Après son élection à la tête du Parti libéral, le faisant accéder au poste de premier ministre du Canada, Mark Carney s’est retrouvé face à une situation internationale volatile, avec une féroce offensive économique et tarifaire venant des États-Unis de Trump comme principal problème. Une situation qui semble néanmoins lui être bénéfique dans les sondages en prévision de l’élection du 28 avril prochain…

Le nouveau premier ministre libéral du Canada et ancien banquier Mark Carney, qui avait succédé à Justin Trudeau le 14 mars dernier, vient d’annoncer la tenue de nouvelles élections fédérales ce dimanche, qui auront lieu le 28 avril prochain.
Cette élection survient alors que le Canada est sous la pression des États-Unis de Donald Trump, notamment sur la question des droits de douane, qui s’élèvent depuis le 4 mars dernier à 25 % sur l’ensemble des marchandises importées du Canada aux États-Unis. Mark Carney a déjà réagi à ces salves de Trump en appliquant le même taux sur les productions étasuniennes entrant dans son pays.
C’est dans ce contexte que la popularité des libéraux canadiens, en berne il y a encore quelques semaines, est subitement remontée lors de l’accession au pouvoir de Carney, les plaçant en tête des intentions de vote, devant les conservateurs de Pierre Poilievre, jusque là grands favoris d’un éventuel scrutin.
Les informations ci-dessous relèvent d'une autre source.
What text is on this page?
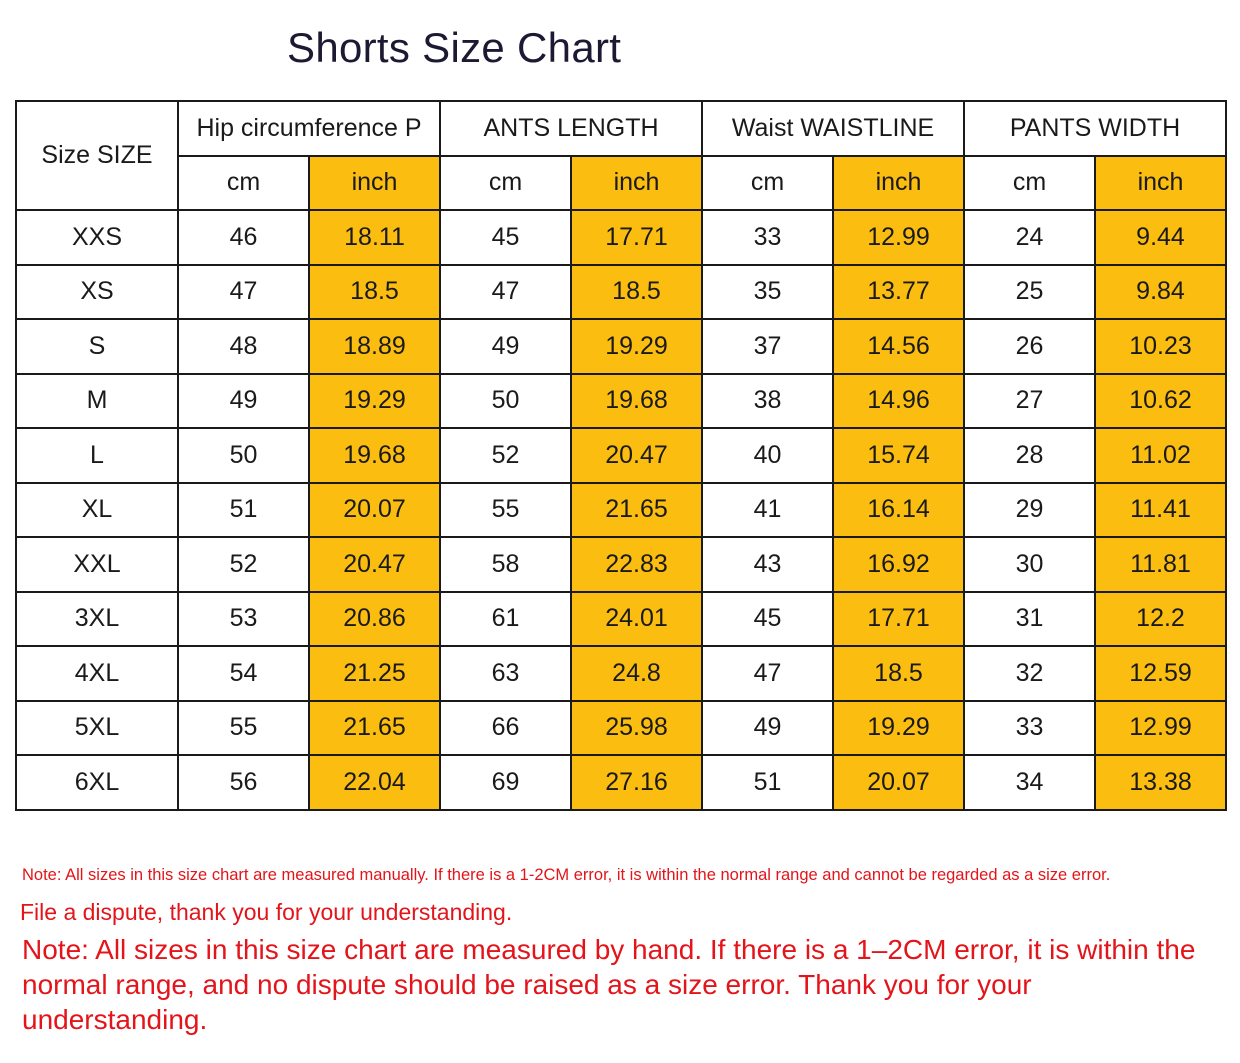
Shorts Size Chart
Size SIZE	Hip circumference P		ANTS LENGTH		Waist WAISTLINE		PANTS WIDTH	
	cm	inch	cm	inch	cm	inch	cm	inch
XXS	46	18.11	45	17.71	33	12.99	24	9.44
XS	47	18.5	47	18.5	35	13.77	25	9.84
S	48	18.89	49	19.29	37	14.56	26	10.23
M	49	19.29	50	19.68	38	14.96	27	10.62
L	50	19.68	52	20.47	40	15.74	28	11.02
XL	51	20.07	55	21.65	41	16.14	29	11.41
XXL	52	20.47	58	22.83	43	16.92	30	11.81
3XL	53	20.86	61	24.01	45	17.71	31	12.2
4XL	54	21.25	63	24.8	47	18.5	32	12.59
5XL	55	21.65	66	25.98	49	19.29	33	12.99
6XL	56	22.04	69	27.16	51	20.07	34	13.38

Note: All sizes in this size chart are measured manually. If there is a 1-2CM error, it is within the normal range and cannot be regarded as a size error.

File a dispute, thank you for your understanding.

Note: All sizes in this size chart are measured by hand. If there is a 1–2CM error, it is within the normal range, and no dispute should be raised as a size error. Thank you for your understanding.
Selon La Presse, le Parti libéral pourrait même former un gouvernement majoritaire. Le même journal affirme que Mark Carney est pour une grande majorité des Canadiens le mieux placé pour faire face à Donald Trump, expliquant que « la guerre commerciale et les salves de Donald Trump auraient suscité une vague de fierté et de nationalisme canadien ».
Mark Carney a déjà entamé une tournée en Europe, plus précisément en France et au Royaume-Uni, dans l’objectif de trouver des partenaires face à la guerre économique initiée par Trump. Néanmoins, ces visites sont davantage un instrument diplomatique symbolique utilisé par Carney pour montrer aux États-Unis que le Canada n’est pas isolé face à eux. En effet, plusieurs journaux, dont le New York Times, pointent le fait que le Canada ne peut pas entièrement se passer des États-Unis, surtout sur le plan économique, puisqu’ils sont le premier partenaire commercial du pays, bien avant l’Union Européenne.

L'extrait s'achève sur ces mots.